La construction des asiles d’aliénés va permettre un véritable boom de l’enfermement (jusqu’à 100 000 malades), étant entendu que la vie y est souvent difficile surtout dans les périodes de guerre où les malades vont mourir de faim et de mauvais traitements. A Clermont-de-l‘Oise, 3536 malades mourront entre 1940 et 1944.
Toutefois, la fin du 19ème et le début du 20e siècle voient s’additionner théories et certitudes qui n’en sont pas.

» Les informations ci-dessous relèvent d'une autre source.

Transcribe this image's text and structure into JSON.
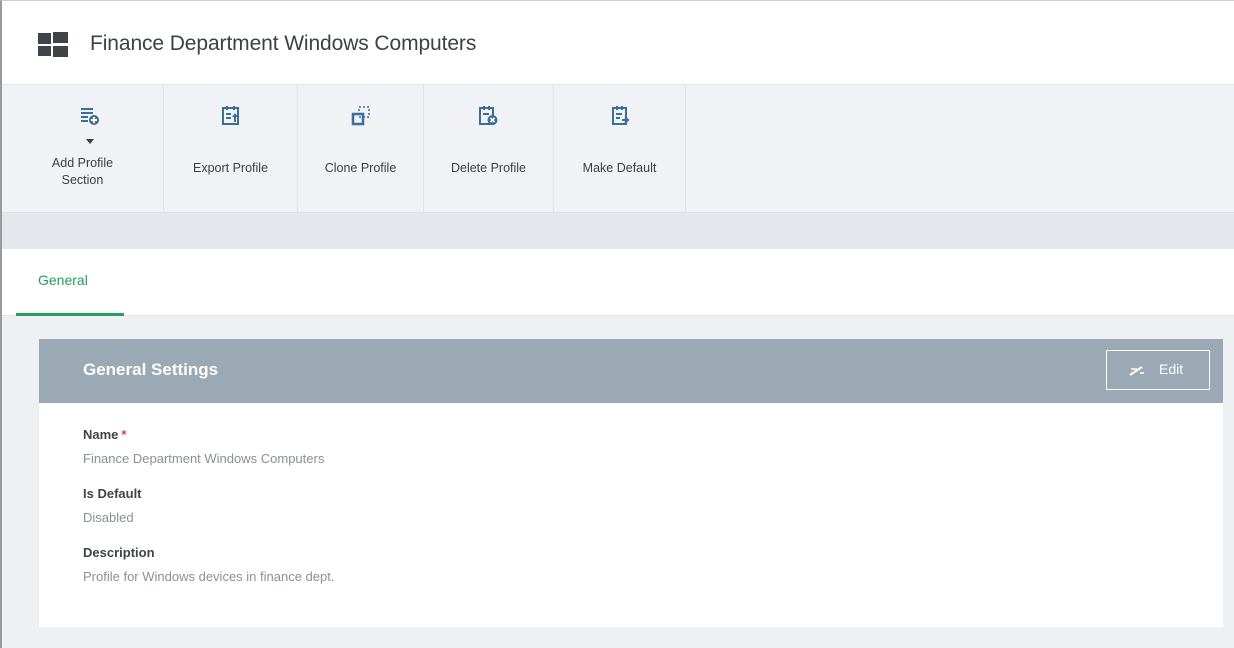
{
  "header": {
    "title": "Finance Department Windows Computers",
    "icon": "windows-logo-icon"
  },
  "toolbar": {
    "items": [
      {
        "label": "Add Profile Section",
        "icon": "add-list-icon"
      },
      {
        "label": "Export Profile",
        "icon": "export-icon"
      },
      {
        "label": "Clone Profile",
        "icon": "clone-icon"
      },
      {
        "label": "Delete Profile",
        "icon": "delete-list-icon"
      },
      {
        "label": "Make Default",
        "icon": "make-default-icon"
      }
    ]
  },
  "tabs": [
    {
      "label": "General",
      "active": true
    }
  ],
  "panel": {
    "title": "General Settings",
    "edit_label": "Edit",
    "fields": [
      {
        "label": "Name",
        "required_mark": "*",
        "value": "Finance Department Windows Computers"
      },
      {
        "label": "Is Default",
        "value": "Disabled"
      },
      {
        "label": "Description",
        "value": "Profile for Windows devices in finance dept."
      }
    ]
  },
  "colors": {
    "accent": "#22a05f",
    "panel_header": "#9aa9b4",
    "required": "#e0443a"
  }
}
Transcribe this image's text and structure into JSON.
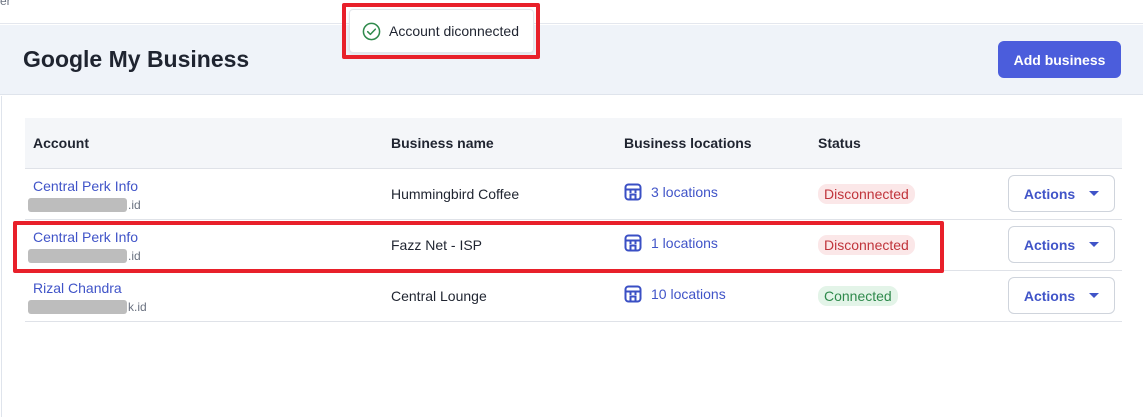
{
  "crumb": "er",
  "header": {
    "title": "Google My Business",
    "add_label": "Add business"
  },
  "toast": {
    "message": "Account diconnected",
    "icon": "check-circle-icon"
  },
  "table": {
    "columns": [
      "Account",
      "Business name",
      "Business locations",
      "Status"
    ],
    "rows": [
      {
        "account_name": "Central Perk Info",
        "account_suffix": ".id",
        "business": "Hummingbird Coffee",
        "locations": "3 locations",
        "status": "Disconnected",
        "status_type": "bad",
        "action": "Actions"
      },
      {
        "account_name": "Central Perk Info",
        "account_suffix": ".id",
        "business": "Fazz Net - ISP",
        "locations": "1 locations",
        "status": "Disconnected",
        "status_type": "bad",
        "action": "Actions"
      },
      {
        "account_name": "Rizal Chandra",
        "account_suffix": "k.id",
        "business": "Central Lounge",
        "locations": "10 locations",
        "status": "Connected",
        "status_type": "good",
        "action": "Actions"
      }
    ]
  },
  "colors": {
    "accent": "#4b5ddc",
    "link": "#4054c8",
    "highlight": "#e8202a"
  }
}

Le temps du doute confirme que l’asile ne guérit pas. La psychiatrie n’est concernée par le champ social que lorsqu’on y décèle une souffrance psychique. Le traitement du handicap social n’est pas de son ressort.
Il faudra attendre la seconde moitié du 20e siècle et les traitements spécifiques pour que l’asile d’aliénés devienne hôpital psychiatrique puis Centre hospitalier spécialisé et puisse s’ouvrir à la parole soignante et au contact humain normalisé. En psychiatrie, le soignant lui-même est un soin.
La folie est stigmatisée par la simplification et la moquerie. Elle est réduite pour certains à des mots approximatifs et donc ridicules. Doit-on se moquer de Van Gogh, Satie, Arthaud, Séraphine de Senlis, Dali, Camille Claudel, Bazin …. dont l’art est une thérapie.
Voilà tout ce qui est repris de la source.